I desperately want to be able to real-time dictate actions to take on my phone.
Stuff like:
"Open Chrome, new tab, search for xyz, scroll down, third result, copy the second paragraph, open whatsapp, hit back button, open group chat with friends, paste what we copied and send, send a follow-up laughing tears emoji, go back to chrome and close out that tab"
All while being able to just quickly glance at my phone. There is already a tool like this, but I want the parsing/understanding of an LLM and super fast response times.
This new model is absurdly quick on my phone and for launch day, wonder if it's additional capacity/lower demand or if this is what we can expect going forward.
On a related note, why would you want to break down your tasks to that level surely it should be smart enough to do some of that without you asking and you can just state your end goal.
This has been my dream for voice control of PC for ages now. No wake word, no button press, no beeping or nagging, just fluently describe what you want to happen and it does.

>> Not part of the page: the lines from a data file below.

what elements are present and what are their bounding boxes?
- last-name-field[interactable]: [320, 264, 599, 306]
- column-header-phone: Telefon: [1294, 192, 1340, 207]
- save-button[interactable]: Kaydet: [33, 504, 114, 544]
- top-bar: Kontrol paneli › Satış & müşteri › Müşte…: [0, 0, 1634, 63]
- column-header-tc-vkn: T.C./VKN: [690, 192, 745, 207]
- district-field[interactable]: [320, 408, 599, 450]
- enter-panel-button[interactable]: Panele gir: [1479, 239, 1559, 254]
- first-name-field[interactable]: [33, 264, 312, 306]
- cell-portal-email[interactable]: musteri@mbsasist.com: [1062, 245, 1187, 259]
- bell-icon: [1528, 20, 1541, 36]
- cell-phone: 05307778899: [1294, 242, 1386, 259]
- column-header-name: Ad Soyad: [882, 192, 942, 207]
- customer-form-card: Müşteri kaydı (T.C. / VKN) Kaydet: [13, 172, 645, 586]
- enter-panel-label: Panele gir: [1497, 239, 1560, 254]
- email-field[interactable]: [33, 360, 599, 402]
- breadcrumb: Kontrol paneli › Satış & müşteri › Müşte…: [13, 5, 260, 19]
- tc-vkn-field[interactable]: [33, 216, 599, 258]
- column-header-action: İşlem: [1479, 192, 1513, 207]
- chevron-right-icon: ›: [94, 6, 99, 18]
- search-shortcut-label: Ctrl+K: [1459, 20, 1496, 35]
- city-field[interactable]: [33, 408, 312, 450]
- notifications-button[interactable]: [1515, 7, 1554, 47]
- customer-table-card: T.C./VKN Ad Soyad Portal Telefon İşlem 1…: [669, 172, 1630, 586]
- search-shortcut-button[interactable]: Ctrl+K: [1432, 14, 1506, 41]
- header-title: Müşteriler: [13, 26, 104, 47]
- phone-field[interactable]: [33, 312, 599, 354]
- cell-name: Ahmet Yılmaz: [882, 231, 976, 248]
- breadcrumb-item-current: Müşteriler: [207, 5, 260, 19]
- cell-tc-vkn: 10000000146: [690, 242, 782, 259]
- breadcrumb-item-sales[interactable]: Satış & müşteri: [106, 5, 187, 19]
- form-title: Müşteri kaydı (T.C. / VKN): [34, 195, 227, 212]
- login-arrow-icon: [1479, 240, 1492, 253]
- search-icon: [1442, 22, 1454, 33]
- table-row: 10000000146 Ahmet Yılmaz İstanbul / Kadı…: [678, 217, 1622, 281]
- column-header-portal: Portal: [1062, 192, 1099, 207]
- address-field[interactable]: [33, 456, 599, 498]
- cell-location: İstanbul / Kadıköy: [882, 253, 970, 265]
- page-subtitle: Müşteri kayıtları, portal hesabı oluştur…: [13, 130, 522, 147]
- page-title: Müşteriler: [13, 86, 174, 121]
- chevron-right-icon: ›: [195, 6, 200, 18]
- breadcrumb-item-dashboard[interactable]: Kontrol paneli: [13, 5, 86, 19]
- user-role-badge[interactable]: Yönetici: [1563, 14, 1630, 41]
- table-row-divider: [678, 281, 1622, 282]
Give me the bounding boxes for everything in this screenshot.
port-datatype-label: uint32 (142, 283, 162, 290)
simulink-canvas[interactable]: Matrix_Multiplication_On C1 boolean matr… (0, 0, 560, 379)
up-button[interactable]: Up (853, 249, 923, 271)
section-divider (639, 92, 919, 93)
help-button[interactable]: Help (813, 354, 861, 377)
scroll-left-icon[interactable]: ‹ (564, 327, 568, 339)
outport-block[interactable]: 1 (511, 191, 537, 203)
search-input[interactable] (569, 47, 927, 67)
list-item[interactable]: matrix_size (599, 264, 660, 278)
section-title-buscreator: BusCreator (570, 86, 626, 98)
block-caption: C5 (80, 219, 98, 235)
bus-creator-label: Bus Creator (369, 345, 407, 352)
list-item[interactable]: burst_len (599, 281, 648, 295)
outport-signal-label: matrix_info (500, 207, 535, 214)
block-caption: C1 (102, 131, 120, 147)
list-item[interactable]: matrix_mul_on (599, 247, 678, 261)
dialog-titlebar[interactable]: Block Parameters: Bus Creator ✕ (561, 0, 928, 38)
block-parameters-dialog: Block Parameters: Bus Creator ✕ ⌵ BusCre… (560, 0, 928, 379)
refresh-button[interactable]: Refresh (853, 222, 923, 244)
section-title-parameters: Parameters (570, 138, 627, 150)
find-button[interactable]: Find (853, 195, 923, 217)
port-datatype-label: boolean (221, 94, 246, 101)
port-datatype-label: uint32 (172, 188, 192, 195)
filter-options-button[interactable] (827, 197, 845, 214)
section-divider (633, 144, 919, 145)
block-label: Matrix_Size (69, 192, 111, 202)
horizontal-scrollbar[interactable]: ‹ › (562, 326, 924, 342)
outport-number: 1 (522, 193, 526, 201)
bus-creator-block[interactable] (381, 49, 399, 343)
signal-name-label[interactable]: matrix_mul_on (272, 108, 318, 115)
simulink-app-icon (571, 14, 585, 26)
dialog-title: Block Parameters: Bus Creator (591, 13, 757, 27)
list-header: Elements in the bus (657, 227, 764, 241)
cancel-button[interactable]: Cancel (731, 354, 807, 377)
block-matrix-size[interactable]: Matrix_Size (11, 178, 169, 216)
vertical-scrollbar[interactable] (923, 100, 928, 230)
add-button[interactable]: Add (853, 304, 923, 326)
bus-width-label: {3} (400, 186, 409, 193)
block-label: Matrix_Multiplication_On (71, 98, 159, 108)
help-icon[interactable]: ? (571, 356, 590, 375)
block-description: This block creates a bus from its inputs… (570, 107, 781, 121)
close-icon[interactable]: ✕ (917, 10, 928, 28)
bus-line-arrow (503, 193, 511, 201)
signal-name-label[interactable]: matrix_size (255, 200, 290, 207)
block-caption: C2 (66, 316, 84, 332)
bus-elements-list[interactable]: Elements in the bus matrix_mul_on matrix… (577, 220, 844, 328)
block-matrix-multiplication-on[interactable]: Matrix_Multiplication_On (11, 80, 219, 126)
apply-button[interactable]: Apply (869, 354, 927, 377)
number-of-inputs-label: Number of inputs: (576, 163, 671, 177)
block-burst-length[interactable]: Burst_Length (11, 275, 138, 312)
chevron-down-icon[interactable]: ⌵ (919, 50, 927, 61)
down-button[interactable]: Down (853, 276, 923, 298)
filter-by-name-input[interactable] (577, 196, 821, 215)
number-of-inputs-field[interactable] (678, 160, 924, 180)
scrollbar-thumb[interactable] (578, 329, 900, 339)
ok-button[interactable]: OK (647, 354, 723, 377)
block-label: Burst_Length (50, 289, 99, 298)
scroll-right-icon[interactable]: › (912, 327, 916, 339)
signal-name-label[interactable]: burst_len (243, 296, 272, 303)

Apple tried this ages ago:
https://en.wikipedia.org/wiki/PlainTalk
without a wake word, it would have to listen and process all parsed audio. you really want everything captured near the device/mic to be sent to external servers?
I might if that's what it takes to make it finally work. The fueling of the previous 15 years was not worth it, but that was then.
is that faster to say than do, or is it an accessibility or while-driving need?
I don't understand that use case at all. How can you tell it to do all that stuff, if you aren't sitting there glued to the screen yourself?
Because typing on mobile is slow, app switching is slow, text selection and copy-paste are torture. Pretty much the only interaction of the ones OP listed is scrolling.
Plus, if the above worked, the higher level interactions could trivially work too. "Go to event details", "add that to my calendar".
FWIW, I'm starting to embrace using Gemini as general-purpose UI for some scenarios just because it's faster. Most common one, "<paste whatever> add to my calendar please."